At the start of the new year, many people around the world — including many Trinity students — make resolutions to improve their lives in some way. Many of these resolutions are to improve physical health: To get in shape. To work out. And when students arrived back on campus for the beginning of the spring semester, they were expecting to find a freshly renovated Bell Center, filled to the brim with shiny equipment, abundant floor space and arguably excessive Trinity branding. But alas, the doors on this $14.2 million renovation had yet to open.

When looking at physical resolutions, another comes into mind — losing weight. Frequently, people assume that a failure to lose weight for one week is the end of the resolution. Yet, one week of decline does not a failure make.

One must remember that there are 52 weeks in a year, and that a resolution is not an evaluation of a singular week, but an evaluation of change from January 1 to December 31. When setting goals, the presence of failure cannot be underestimated; if a downturn is not anticipated, unreasonable goals will be crafted and a feeling of defeat will settle in.

A similar moral can be found in the world of finance. Since the end of the Great Recession in 2009, the value of the stock market has continued to grow. And just this month, the Dow Jones Industrial Average crossed $25,000 for the first time in its history.

But good times are not eternal. The economy is controlled by an invisible hand, and at some point the market will fall, and millions of dollars will be lost. In order to remain safe, investors must assume that some portion of their wealth will simply disappear.

The same principle applies to personal finance. Individual accounts must be managed with a healthy dose of cautiousness, because a crash could come at any time and without the assumption of failure, all could be lost.

And at the start of the year comes the beginning of a new semester. Students across the country settle into a new routine with new classes and new professors. Perhaps the ratings for a highly anticipated class were overinflated. Or maybe the workload for a class was higher than expected. This all comes back to neglecting to set appropriate, reasonable goals that factor in failure.

So how does all of this fit together? We should stay in that class, or continue the trudge to the gym, or continue to invest wisely. Without reasonable and achievable goals, one cannot progress. Tempered expectations are critical, because with expectations that are too high comes a crushing feeling when those expectations are not met.

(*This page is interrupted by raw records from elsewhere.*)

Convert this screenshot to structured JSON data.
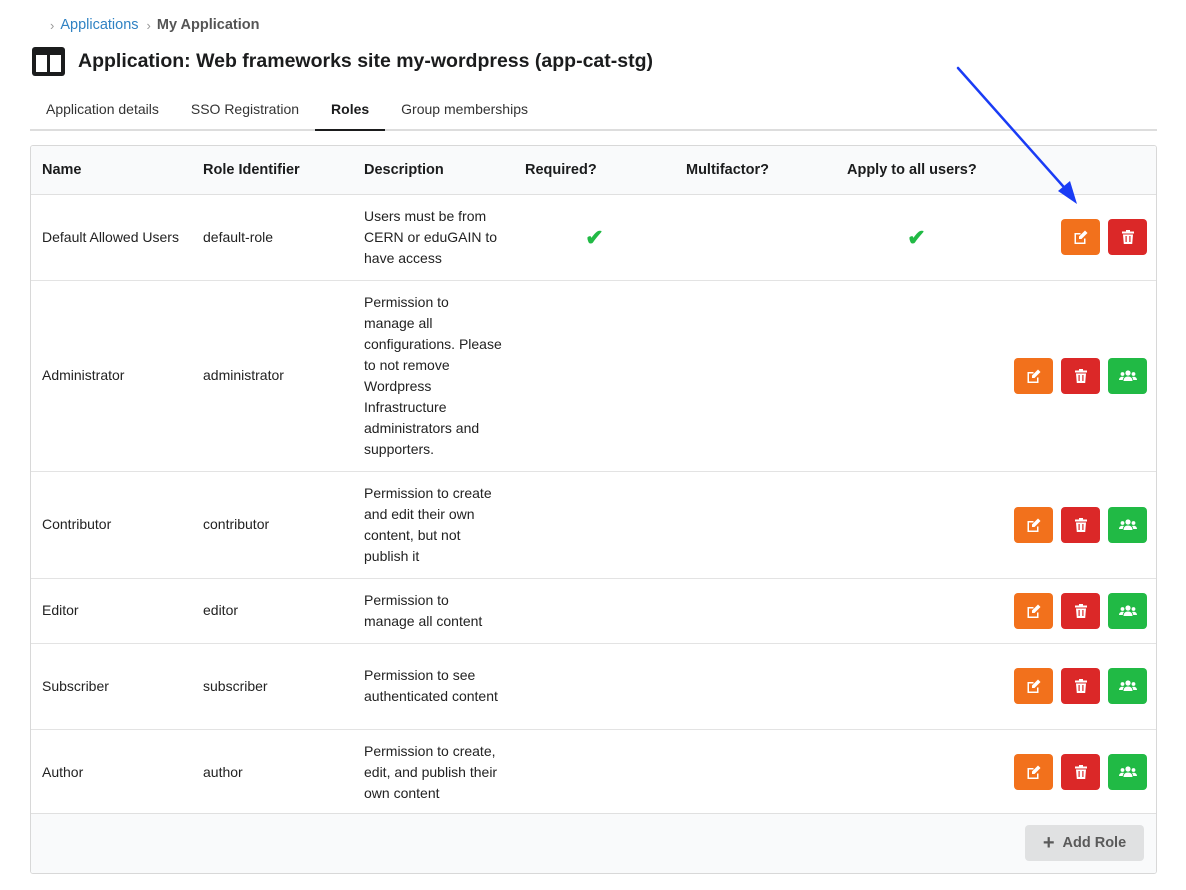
{
  "breadcrumb": {
    "sep": "›",
    "link": "Applications",
    "current": "My Application"
  },
  "page_title": "Application: Web frameworks site my-wordpress (app-cat-stg)",
  "tabs": [
    {
      "label": "Application details",
      "active": false
    },
    {
      "label": "SSO Registration",
      "active": false
    },
    {
      "label": "Roles",
      "active": true
    },
    {
      "label": "Group memberships",
      "active": false
    }
  ],
  "table": {
    "headers": [
      "Name",
      "Role Identifier",
      "Description",
      "Required?",
      "Multifactor?",
      "Apply to all users?"
    ],
    "rows": [
      {
        "name": "Default Allowed Users",
        "identifier": "default-role",
        "description": "Users must be from CERN or eduGAIN to have access",
        "required": "✔",
        "multifactor": "",
        "apply_all": "✔"
      },
      {
        "name": "Administrator",
        "identifier": "administrator",
        "description": "Permission to manage all configurations. Please to not remove Wordpress Infrastructure administrators and supporters.",
        "required": "",
        "multifactor": "",
        "apply_all": ""
      },
      {
        "name": "Contributor",
        "identifier": "contributor",
        "description": "Permission to create and edit their own content, but not publish it",
        "required": "",
        "multifactor": "",
        "apply_all": ""
      },
      {
        "name": "Editor",
        "identifier": "editor",
        "description": "Permission to manage all content",
        "required": "",
        "multifactor": "",
        "apply_all": ""
      },
      {
        "name": "Subscriber",
        "identifier": "subscriber",
        "description": "Permission to see authenticated content",
        "required": "",
        "multifactor": "",
        "apply_all": ""
      },
      {
        "name": "Author",
        "identifier": "author",
        "description": "Permission to create, edit, and publish their own content",
        "required": "",
        "multifactor": "",
        "apply_all": ""
      }
    ]
  },
  "footer": {
    "add_role_icon": "+",
    "add_role_label": "Add Role"
  },
  "colors": {
    "edit": "#f2711c",
    "delete": "#db2828",
    "members": "#21ba45",
    "check": "#21ba45",
    "link": "#2f82c3",
    "annotation_arrow": "#1a3cf5"
  },
  "icons": {
    "app": "columns-icon",
    "edit": "edit-icon",
    "delete": "trash-icon",
    "members": "users-icon",
    "check": "checkmark-icon"
  }
}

During my last year of high school, my advisor started pushing us to make SMART goals. SMART, like most things in high school, is an acronym, standing for specific, measurable, achievable, realistic and timely. At first, I thought that they were simply a waste of time. Why provide that much information if I’m the only one who is responsible for completing said goal?

But as time has passed, I feel that this is the biggest improvement I have made to my life. By listing these qualifications for every goal I set, I ensure that my goals factor in potential failure, which is, as previously mentioned, critical to success.